Listeners will have various reactions to this CD and its programme of music from 1927 to 1985. The presentation is peculiarly defensive. About the earliest music, Webern's, it seems almost to glory in reminding us that an eminent British cellist, James Whitehead, best remembered now for having'50s, walked off the Wigmore Hall platform saying "I can't play this thing - a nightmare - not music at all, but mathematics". In refutation Elise Simoens divines that Whitehead was "obsessing on the work's extremely high technical-composition level"... And to bolster up the disc for sceptics, Channel Classics includes a 1949 broadcast defence of the Schoenberg trio from the composer himself.

So, what is the prospective listener to think? Firstly, to music lovers with open ears I would recommend purchase. And perhaps that nervous ones should play all this music in a different order than the track listing.

Webern's posthumous movement (only two and a half minutes) reconciles sonata form with dodecaphony in a way that shouldn't frighten the horses, and it will introduce you to the refinement of the Goeyvaerts String Trio's playing. Next, perhaps the Schnittke Trio, the most recent. But because it consists of two long slow movements, take them one at a time. The first is extremely beautiful, and I've never heard it more so than from these players. It's general mood is sad to tragic, and that goes for its second movement too. For British listeners there is an incongruity in that its main motiv is a clear variant on Happy Birthday (Simoens seems to imply that this is clear enough to Continental listeners too).

So go next to the Schoenberg trio, in a single movement with multiple sections, 3 Parts and 2 Episodes. With a variety of extreme registers and playing techniques (flageolet, col legno, pizzicato and sul ponticello) there is more than enough to engage the ear. The notes may be "wrong" for listeners wedded to tonality, but the whole is intriguing and, dare I say, beautiful. There is another good account of the trio in Naxos' budget Schoenberg series - "one of Schoenberg's most haunting and satisfying works, once one has got inside its uncompromising language."

Time to tackle Webern's 12 minutes of high density twelve-tone rigour.

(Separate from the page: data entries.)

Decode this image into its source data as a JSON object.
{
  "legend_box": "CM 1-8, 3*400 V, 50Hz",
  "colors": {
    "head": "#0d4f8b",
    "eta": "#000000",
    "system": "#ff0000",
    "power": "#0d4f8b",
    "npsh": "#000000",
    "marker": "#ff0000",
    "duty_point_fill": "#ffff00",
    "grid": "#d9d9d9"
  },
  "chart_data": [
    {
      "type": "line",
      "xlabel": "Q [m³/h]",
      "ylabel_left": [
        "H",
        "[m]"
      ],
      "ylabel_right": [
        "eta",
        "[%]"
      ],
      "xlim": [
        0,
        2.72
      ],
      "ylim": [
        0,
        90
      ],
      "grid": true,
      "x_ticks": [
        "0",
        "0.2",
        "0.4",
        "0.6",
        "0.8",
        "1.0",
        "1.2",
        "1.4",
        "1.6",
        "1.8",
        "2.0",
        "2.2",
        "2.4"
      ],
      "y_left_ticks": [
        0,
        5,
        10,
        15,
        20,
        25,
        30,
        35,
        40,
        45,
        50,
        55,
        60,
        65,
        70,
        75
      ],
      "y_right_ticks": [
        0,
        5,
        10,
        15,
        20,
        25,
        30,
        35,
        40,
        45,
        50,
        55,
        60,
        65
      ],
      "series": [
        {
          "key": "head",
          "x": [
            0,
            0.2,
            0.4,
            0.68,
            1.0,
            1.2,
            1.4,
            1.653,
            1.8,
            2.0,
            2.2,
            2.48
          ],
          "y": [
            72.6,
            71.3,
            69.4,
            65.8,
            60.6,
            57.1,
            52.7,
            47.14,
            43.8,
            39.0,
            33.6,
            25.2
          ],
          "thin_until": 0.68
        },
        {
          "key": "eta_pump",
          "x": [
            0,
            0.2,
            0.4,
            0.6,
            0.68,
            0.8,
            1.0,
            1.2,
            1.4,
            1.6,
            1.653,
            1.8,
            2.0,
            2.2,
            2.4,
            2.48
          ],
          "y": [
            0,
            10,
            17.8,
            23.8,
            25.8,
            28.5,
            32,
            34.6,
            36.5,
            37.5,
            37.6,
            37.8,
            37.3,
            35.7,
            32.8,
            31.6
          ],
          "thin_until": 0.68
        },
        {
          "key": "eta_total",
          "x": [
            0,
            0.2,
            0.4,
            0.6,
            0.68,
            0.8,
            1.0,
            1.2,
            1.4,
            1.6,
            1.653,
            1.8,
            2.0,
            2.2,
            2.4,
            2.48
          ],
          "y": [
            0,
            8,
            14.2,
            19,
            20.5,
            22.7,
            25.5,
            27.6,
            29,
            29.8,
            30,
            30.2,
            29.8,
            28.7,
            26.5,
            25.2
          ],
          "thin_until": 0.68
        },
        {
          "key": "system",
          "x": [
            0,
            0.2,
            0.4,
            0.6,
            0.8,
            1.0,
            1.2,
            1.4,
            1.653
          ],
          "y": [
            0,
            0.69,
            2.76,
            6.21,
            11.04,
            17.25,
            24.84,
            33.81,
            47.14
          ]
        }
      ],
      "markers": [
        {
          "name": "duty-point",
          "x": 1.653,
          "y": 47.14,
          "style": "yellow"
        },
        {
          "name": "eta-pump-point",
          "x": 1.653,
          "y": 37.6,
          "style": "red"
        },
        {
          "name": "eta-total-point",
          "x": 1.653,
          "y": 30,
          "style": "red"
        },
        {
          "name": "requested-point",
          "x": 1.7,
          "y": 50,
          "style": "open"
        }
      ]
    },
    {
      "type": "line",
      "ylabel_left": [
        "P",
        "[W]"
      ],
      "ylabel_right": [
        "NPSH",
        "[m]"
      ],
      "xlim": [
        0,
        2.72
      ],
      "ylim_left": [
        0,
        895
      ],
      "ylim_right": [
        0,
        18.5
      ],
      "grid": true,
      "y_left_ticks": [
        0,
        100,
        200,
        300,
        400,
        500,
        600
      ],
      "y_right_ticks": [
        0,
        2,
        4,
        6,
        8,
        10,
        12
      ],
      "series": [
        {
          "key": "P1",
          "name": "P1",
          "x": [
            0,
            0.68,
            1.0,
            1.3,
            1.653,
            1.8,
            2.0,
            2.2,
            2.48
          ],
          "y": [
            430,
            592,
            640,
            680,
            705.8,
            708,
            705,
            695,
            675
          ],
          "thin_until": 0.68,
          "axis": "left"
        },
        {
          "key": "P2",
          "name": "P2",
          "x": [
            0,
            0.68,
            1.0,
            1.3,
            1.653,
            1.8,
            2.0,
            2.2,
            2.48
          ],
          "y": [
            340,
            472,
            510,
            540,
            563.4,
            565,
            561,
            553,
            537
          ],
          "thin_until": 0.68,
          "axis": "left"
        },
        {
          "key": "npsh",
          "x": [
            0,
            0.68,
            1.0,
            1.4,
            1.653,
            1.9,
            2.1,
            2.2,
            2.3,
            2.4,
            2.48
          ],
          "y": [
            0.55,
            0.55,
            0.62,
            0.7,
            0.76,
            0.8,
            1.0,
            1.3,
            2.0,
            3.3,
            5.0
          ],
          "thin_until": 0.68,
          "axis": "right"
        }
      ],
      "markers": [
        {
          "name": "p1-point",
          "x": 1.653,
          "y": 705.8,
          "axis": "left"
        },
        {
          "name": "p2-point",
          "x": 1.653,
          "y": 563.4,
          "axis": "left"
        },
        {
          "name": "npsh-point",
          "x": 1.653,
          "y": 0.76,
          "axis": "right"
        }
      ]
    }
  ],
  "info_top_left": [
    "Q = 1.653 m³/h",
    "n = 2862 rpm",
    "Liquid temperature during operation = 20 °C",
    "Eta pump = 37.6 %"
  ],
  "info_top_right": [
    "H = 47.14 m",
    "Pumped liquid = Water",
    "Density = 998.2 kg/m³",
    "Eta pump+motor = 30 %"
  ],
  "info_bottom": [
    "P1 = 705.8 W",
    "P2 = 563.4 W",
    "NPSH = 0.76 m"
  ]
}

I still find it tough and uncommunicative after several hearings and will probably never learn to love it (but at least it isn't an impenetrable morass of inchoate sound like Ferneyhough's touted La terre est un homme).

So, to conclude a stimulating hour's listening, finish with Schnittke's Adagio, deeply felt and coherent, addressing in music the composer's cultural isolation under the Soviets. Then, next day you may be ready to hear it all again in the listed order...

There are few reviews to be found; musicweb-international's is generally positive but with reservations about the actual performances and their sound which I do not share. On new equipment - Sony home cinema CD/DVD player - (a factor often ignored by reviewers and rarely disclosed) it sounded fine and by no means lacking in feeling; there are sound bites at the link above top.

I doubt if there will be a rival for this intelligent programming, so do try it.